Xú Shùkuí is historically notable not primarily for this novel but for the posthumous literary inquisition (wénzì yù 文字獄) that destroyed his family after his death. During the Qiánlóng reign, his son Xú Shísān 徐食三 was implicated (along with others) in a case based on verses and writings attributed to Xú Shùkuí that were alleged to contain seditious allusions to the fallen Míng dynasty and anti-Manchu sentiments. The case resulted in the posthumous desecration of Xú Shùkuí’s remains and the execution of his descendants. The Kuàishì Zhuàn itself may have circulated in manuscript before the inquisition and survived only outside China.

The novel’s inclusion in the Kanripo corpus suggests it was preserved through Japanese or other non-mainland channels; the text appears to derive from a complete printed or manuscript recension.

Translations and research

  • Goodrich, L. Carrington. 1935. The Literary Inquisition of Ch’ien-lung. American Council of Learned Societies. (For the historical background of the literary inquisition that affected Xú Shùkuí’s family and the cultural context of this novel’s survival.)

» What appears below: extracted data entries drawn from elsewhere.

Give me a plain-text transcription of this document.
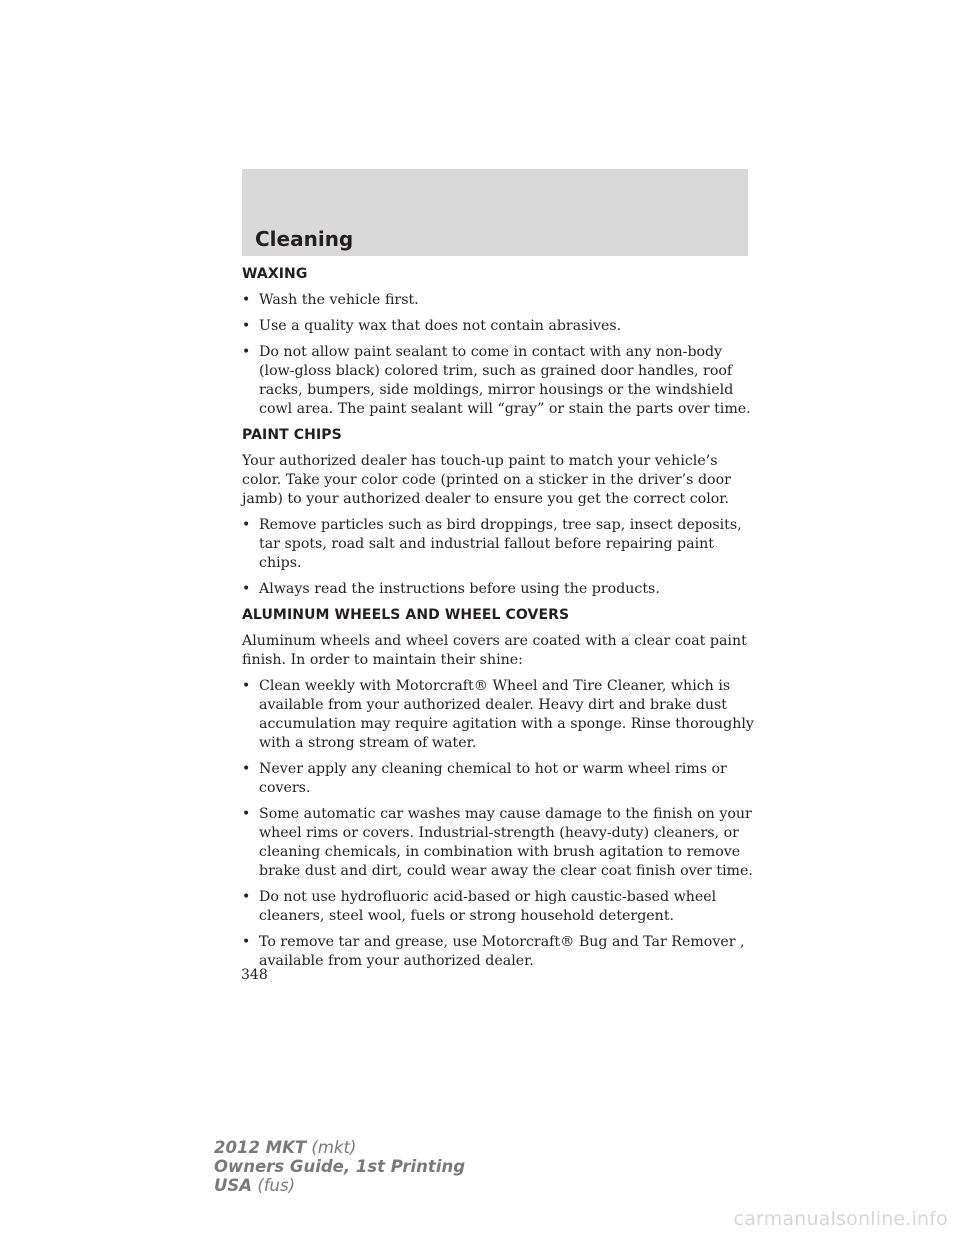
Cleaning
WAXING
• Wash the vehicle first.
• Use a quality wax that does not contain abrasives.
• Do not allow paint sealant to come in contact with any non-body (low-gloss black) colored trim, such as grained door handles, roof racks, bumpers, side moldings, mirror housings or the windshield cowl area. The paint sealant will “gray” or stain the parts over time.
PAINT CHIPS

Your authorized dealer has touch-up paint to match your vehicle’s color. Take your color code (printed on a sticker in the driver’s door jamb) to your authorized dealer to ensure you get the correct color.

• Remove particles such as bird droppings, tree sap, insect deposits, tar spots, road salt and industrial fallout before repairing paint chips.
• Always read the instructions before using the products.
ALUMINUM WHEELS AND WHEEL COVERS

Aluminum wheels and wheel covers are coated with a clear coat paint finish. In order to maintain their shine:

• Clean weekly with Motorcraft® Wheel and Tire Cleaner, which is available from your authorized dealer. Heavy dirt and brake dust accumulation may require agitation with a sponge. Rinse thoroughly with a strong stream of water.
• Never apply any cleaning chemical to hot or warm wheel rims or covers.
• Some automatic car washes may cause damage to the finish on your wheel rims or covers. Industrial-strength (heavy-duty) cleaners, or cleaning chemicals, in combination with brush agitation to remove brake dust and dirt, could wear away the clear coat finish over time.
• Do not use hydrofluoric acid-based or high caustic-based wheel cleaners, steel wool, fuels or strong household detergent.
• To remove tar and grease, use Motorcraft® Bug and Tar Remover , available from your authorized dealer.
348
2012 MKT (mkt)
Owners Guide, 1st Printing
USA (fus)
carmanualsonline.info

No dedicated scholarly study of this novel located. No English translation found.

Other points of interest

The Kuàishì Zhuàn is closely linked to the wénzì yù theme documented in KR4k0165 Kāng-Yōng-Qián Jiān Wénzì Zhī Yù 康雍乾間文字之獄. Xú Shùkuí’s case belongs to the same wave of Qiánlóng-era literary persecution, though it postdates the cases recorded in that collection.